Не лекция, а волшебство…Иллюстрация из книги
Открывая книгу Бориса Евсеева, сразу попадаешь в сказочный мир благодаря интересным и ярким иллюстрациям, выполненным художником Викторией Фоминой. Затем наступает черед текста.
Обычно книги про великих, написанные для детей, только детством или юностью и ограничиваются. Евсеев поступил иначе. Он изобразил в узлах и эпизодах почти всю жизнь Чайковского: от раннего детства до предпоследнего года жизни.
Получилось увлекательно. Но главное, конечно, не в приключениях Чайковского (а они тоже в его жизни случались, правда, чаще это были приключения духовного плана). Главное в том, что автор смог представить самое трудное из того, что скрывается за пестротой афиш и парадными страницами биографий. А именно: путь произведений Чайковского от замысла до воплощения.
В жизни у Чайковского не все складывалось гладко. Это сейчас он – классик из классиков. А если обратиться к его письмам и дневникам, картина получится не такой радужной. Есть немало записей Чайковского на эту тему. Вот одна из них, относящаяся к периоду репетиций в петербургском оперном театре: «Я хотел взять назад свою партитуру и уйти из театра… Хочется взять партитуру и бежать из этого проклятого города, где царит чиновничье самоуправство!»
Евсеев острых углов в своей повести не избегает. Даже наоборот, как Вовочка из анекдота, словно бы ищет их умышленно. Чего стоит один только сказочный эпизод, основанный на реально имевшем место желании некоторых родственников «пустить Петю по юридической линии». Этот эпизод с привидевшимся композитору Большим Чиновничьим Пером очень живо напомнил мне современность. Давая в награду тяжеленное Перо с цепью, композитора словно подталкивали сочинять «музыку выутюженных мундиров и начищенных до блеска шпор».
Борис Евсеев.
Чайковский, или Волшебное перо. – М.: Энтраст трейдинг, 2015. – 72 с. |
Правда, такие «острые» места умело перемешаны с местами по-хорошему поэтическими и даже чуть мистическими. В первую очередь это касается чудесной Рождественской ночи в подмосковном Клину, а также разговора о церковной музыке, в частности, о «Литургии святого Иоанна Златоуста», сочиненной Чайковским.

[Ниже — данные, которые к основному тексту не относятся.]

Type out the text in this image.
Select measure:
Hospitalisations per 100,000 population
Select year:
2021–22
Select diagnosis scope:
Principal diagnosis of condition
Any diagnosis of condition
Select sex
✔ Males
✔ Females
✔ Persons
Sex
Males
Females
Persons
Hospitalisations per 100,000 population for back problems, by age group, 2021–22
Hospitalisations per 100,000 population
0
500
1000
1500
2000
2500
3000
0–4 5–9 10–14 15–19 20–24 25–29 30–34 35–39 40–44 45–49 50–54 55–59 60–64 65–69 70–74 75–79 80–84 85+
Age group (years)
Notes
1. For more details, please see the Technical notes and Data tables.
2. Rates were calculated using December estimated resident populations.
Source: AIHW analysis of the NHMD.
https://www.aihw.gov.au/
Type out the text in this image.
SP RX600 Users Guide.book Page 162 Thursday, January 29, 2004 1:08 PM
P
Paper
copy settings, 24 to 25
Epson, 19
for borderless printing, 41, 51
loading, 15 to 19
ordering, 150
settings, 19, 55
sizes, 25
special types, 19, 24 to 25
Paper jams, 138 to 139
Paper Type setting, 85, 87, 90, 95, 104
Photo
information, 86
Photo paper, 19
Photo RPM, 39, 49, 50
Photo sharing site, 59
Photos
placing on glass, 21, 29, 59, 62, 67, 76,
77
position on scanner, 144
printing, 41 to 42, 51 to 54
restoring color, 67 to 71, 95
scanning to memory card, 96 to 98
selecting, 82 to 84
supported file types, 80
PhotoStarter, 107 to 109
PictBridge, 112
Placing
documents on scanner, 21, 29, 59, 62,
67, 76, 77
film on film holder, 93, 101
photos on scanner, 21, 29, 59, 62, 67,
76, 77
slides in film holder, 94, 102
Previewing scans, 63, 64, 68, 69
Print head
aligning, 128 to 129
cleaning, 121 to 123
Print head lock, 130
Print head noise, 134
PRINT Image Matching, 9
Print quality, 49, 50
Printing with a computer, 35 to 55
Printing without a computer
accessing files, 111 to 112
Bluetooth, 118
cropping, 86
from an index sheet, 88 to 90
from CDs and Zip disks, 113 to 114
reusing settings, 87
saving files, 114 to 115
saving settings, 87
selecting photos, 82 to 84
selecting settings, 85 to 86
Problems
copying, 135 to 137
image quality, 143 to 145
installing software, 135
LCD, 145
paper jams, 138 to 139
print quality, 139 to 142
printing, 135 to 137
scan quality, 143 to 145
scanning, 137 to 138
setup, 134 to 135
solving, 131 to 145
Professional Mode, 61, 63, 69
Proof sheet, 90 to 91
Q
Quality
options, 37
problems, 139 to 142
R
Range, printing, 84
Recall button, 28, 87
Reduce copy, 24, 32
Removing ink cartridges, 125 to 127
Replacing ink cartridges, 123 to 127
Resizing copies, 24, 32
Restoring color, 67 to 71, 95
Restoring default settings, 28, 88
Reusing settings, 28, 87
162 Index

Еще одна особенность: ничего менторского или назидательного в разговоре автора с юными читателями нет. Зато часто звучат доверительные и какие-то почти родственные нотки. Даже там, где Евсеев рассказывает о русских, украинских, французских истоках мелодий Чайковского, рассказ его воспринимается не как лекция про народное творчество, а как разъяснение одной из основ композиторского дела. Иногда даже кажется, что внутренние монологи в повести-сказке принадлежат самому Петру Ильичу, и тот просто на минутку присел на цветастый диван, чтобы поделиться с автором своими музыкальными размышлениями.
В общем, в книге есть настоящая сказочная достоверность.